O Governo das Filipinas aprovou a entrada de carne bovina e suína da Colômbia, permitindo o acesso a um mercado de mais de 121 milhões de consumidores no Sudeste Asiático.
Esta decisão, confirmada pelo presidente da Federação Colombiana de Pecuaristas (Fedegan), José Félix Lafaurie, representa um avanço estratégico para a internacionalização do setor cárneo colombiano, segundo relatos. Com o mundo dos animais de estimação.
A aprovação das autoridades filipinas surge após um processo iniciado em outubro de 2025, quando uma delegação do Departamento de Agricultura das Filipinas percorreu o território colombiano para avaliar o controle veterinário, as normas de saúde animal e os protocolos de segurança alimentar implementados no país.
Durante a visita, de 25 de outubro a 9 de novembro, foram fiscalizadas 11 unidades produtivas, sendo sete de bovinos e quatro de suínos.
Entre as fábricas que podem produzir carne bovina estão a Productos Cárnicos (do Grupo Nutresa, em Aguachica), Friogán (Corozal), Camagüey, Frigotún, Red Cárnica (com duas empresas na lista) e Frigosinú. Para a parte de suínos, a autorização coube à Agropecuaria Aliar, Frigotún, Supercerdo Paisa e Sociedad Central Ganadera.
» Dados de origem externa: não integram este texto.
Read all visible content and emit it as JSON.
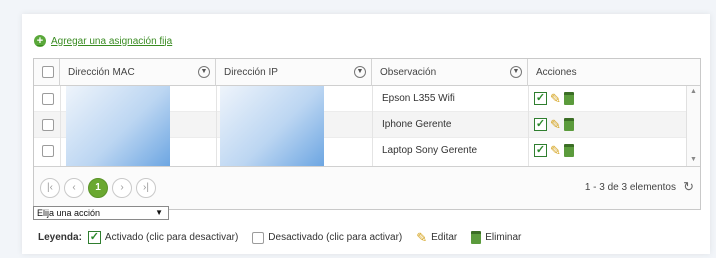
{
  "add_link": {
    "label": "Agregar una asignación fija",
    "icon": "plus-circle-icon"
  },
  "grid": {
    "columns": [
      {
        "key": "select",
        "label": ""
      },
      {
        "key": "mac",
        "label": "Dirección MAC"
      },
      {
        "key": "ip",
        "label": "Dirección IP"
      },
      {
        "key": "obs",
        "label": "Observación"
      },
      {
        "key": "actions",
        "label": "Acciones"
      }
    ],
    "rows": [
      {
        "mac": "",
        "ip": "",
        "obs": "Epson L355 Wifi",
        "actions": [
          "toggle-check-icon",
          "edit-pencil-icon",
          "delete-trash-icon"
        ]
      },
      {
        "mac": "",
        "ip": "",
        "obs": "Iphone Gerente",
        "actions": [
          "toggle-check-icon",
          "edit-pencil-icon",
          "delete-trash-icon"
        ]
      },
      {
        "mac": "",
        "ip": "",
        "obs": "Laptop Sony Gerente",
        "actions": [
          "toggle-check-icon",
          "edit-pencil-icon",
          "delete-trash-icon"
        ]
      }
    ]
  },
  "pager": {
    "first": "|‹",
    "prev": "‹",
    "current_page": "1",
    "next": "›",
    "last": "›|",
    "info": "1 - 3 de 3 elementos"
  },
  "action_select": {
    "selected": "Elija una acción"
  },
  "legend": {
    "label": "Leyenda:",
    "active": "Activado (clic para desactivar)",
    "inactive": "Desactivado (clic para activar)",
    "edit": "Editar",
    "delete": "Eliminar"
  },
  "colors": {
    "accent_green": "#6aa830",
    "link_green": "#3a8c22",
    "pencil": "#d4a21b"
  }
}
O Diretor do Fundo para o Fortalecimento da Exportação de Carne Bovina e Produtos da Colômbia (FEP), Augusto Beltrán Segrera destacou a importância do licenciamento de plantas como a Frigotún, que pela primeira vez entra no mercado regional além do seu tamanho.
“Frigotún é um refrigerador que pela primeira vez foi autorizado a exportar para o mercado correspondente, enquanto outros já foram autorizados em outros países”, destacou.
A autorização filipina foi concedida após verificação por autoridades internacionais, que concluíram que a Colômbia cumpre as disposições do Código Sanitário para Animais Terrestres da Organização Mundial de Saúde Animal (OMS) e dos regulamentos sanitários filipinos. Com o mundo dos animais de estimação Explicou que a revisão da certificação incluiu os procedimentos de certificação necessários para as exportações.
O Centro Nacional de Controle de Alimentos e Medicamentos (Invima) e o Instituto Agrícola Colombiano (ICA) lideraram o processo de aprovação sanitária, cooperação com o setor produtivo nacional para garantir o cumprimento dos padrões internacionais. Estas autorizações serão inicialmente válidas por três anos.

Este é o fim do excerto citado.